The Parrot's Theorem is a French novel written by Denis Guedj and published in 1998. An English translation was published in 2000.

==Plot summary==

The plot revolves around a household in Paris: Mr Ruche, an elderly wheelchair-using bookseller, his employee and housemate Perrette, and Perrette's three children – teenage twins and young Max, who is deaf. Max liberates a talking parrot at the market and Mr Ruche receives a consignment of mathematical books from an old friend, who has lived in Brazil for decades without any contact between the two.

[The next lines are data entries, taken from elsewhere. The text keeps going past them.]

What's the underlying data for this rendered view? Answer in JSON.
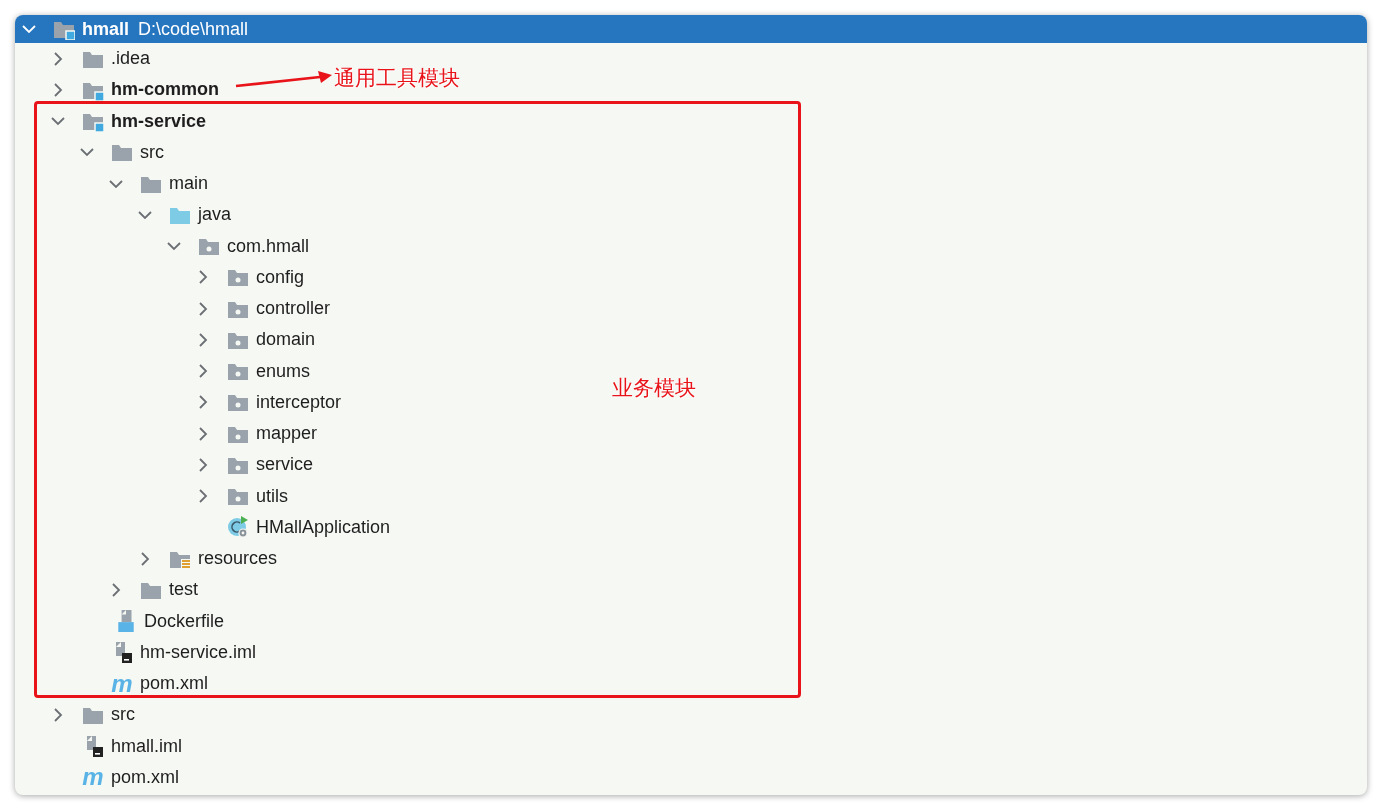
{
  "project_tree": {
    "root": {
      "name": "hmall",
      "path": "D:\\code\\hmall",
      "kind": "module",
      "selected": true,
      "expanded": true,
      "children": [
        {
          "name": ".idea",
          "kind": "folder",
          "selected": false,
          "expanded": false
        },
        {
          "name": "hm-common",
          "kind": "module",
          "selected": false,
          "expanded": false
        },
        {
          "name": "hm-service",
          "kind": "module",
          "selected": false,
          "expanded": true,
          "children": [
            {
              "name": "src",
              "kind": "folder",
              "selected": false,
              "expanded": true,
              "children": [
                {
                  "name": "main",
                  "kind": "folder",
                  "selected": false,
                  "expanded": true,
                  "children": [
                    {
                      "name": "java",
                      "kind": "source-folder",
                      "selected": false,
                      "expanded": true,
                      "children": [
                        {
                          "name": "com.hmall",
                          "kind": "package",
                          "selected": false,
                          "expanded": true,
                          "children": [
                            {
                              "name": "config",
                              "kind": "package",
                              "selected": false,
                              "expanded": false
                            },
                            {
                              "name": "controller",
                              "kind": "package",
                              "selected": false,
                              "expanded": false
                            },
                            {
                              "name": "domain",
                              "kind": "package",
                              "selected": false,
                              "expanded": false
                            },
                            {
                              "name": "enums",
                              "kind": "package",
                              "selected": false,
                              "expanded": false
                            },
                            {
                              "name": "interceptor",
                              "kind": "package",
                              "selected": false,
                              "expanded": false
                            },
                            {
                              "name": "mapper",
                              "kind": "package",
                              "selected": false,
                              "expanded": false
                            },
                            {
                              "name": "service",
                              "kind": "package",
                              "selected": false,
                              "expanded": false
                            },
                            {
                              "name": "utils",
                              "kind": "package",
                              "selected": false,
                              "expanded": false
                            },
                            {
                              "name": "HMallApplication",
                              "kind": "class",
                              "selected": false
                            }
                          ]
                        }
                      ]
                    },
                    {
                      "name": "resources",
                      "kind": "resources-folder",
                      "selected": false,
                      "expanded": false
                    }
                  ]
                },
                {
                  "name": "test",
                  "kind": "folder",
                  "selected": false,
                  "expanded": false
                }
              ]
            },
            {
              "name": "Dockerfile",
              "kind": "docker",
              "selected": false
            },
            {
              "name": "hm-service.iml",
              "kind": "iml",
              "selected": false
            },
            {
              "name": "pom.xml",
              "kind": "maven",
              "icon_text": "m",
              "selected": false
            }
          ]
        },
        {
          "name": "src",
          "kind": "folder",
          "selected": false,
          "expanded": false
        },
        {
          "name": "hmall.iml",
          "kind": "iml",
          "selected": false
        },
        {
          "name": "pom.xml",
          "kind": "maven",
          "icon_text": "m",
          "selected": false
        }
      ]
    }
  },
  "annotations": [
    {
      "kind": "arrow-callout",
      "text": "通用工具模块"
    },
    {
      "kind": "frame-callout",
      "text": "业务模块"
    }
  ]
}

The household sets up its own exploration of mathematics in order to crack the code of the last messages from Mr Ruche's old friend, now apparently murdered. Mathematical topics covered in the book include primes and factors; irrational and amicable numbers; the discoveries of Pythagoras, Archimedes and Euclid; and the problems of squaring the circle and doubling the cube.

The mathematics is real mathematics, woven into an historical sequence as a series of intriguing problems, bringing their own stories with them.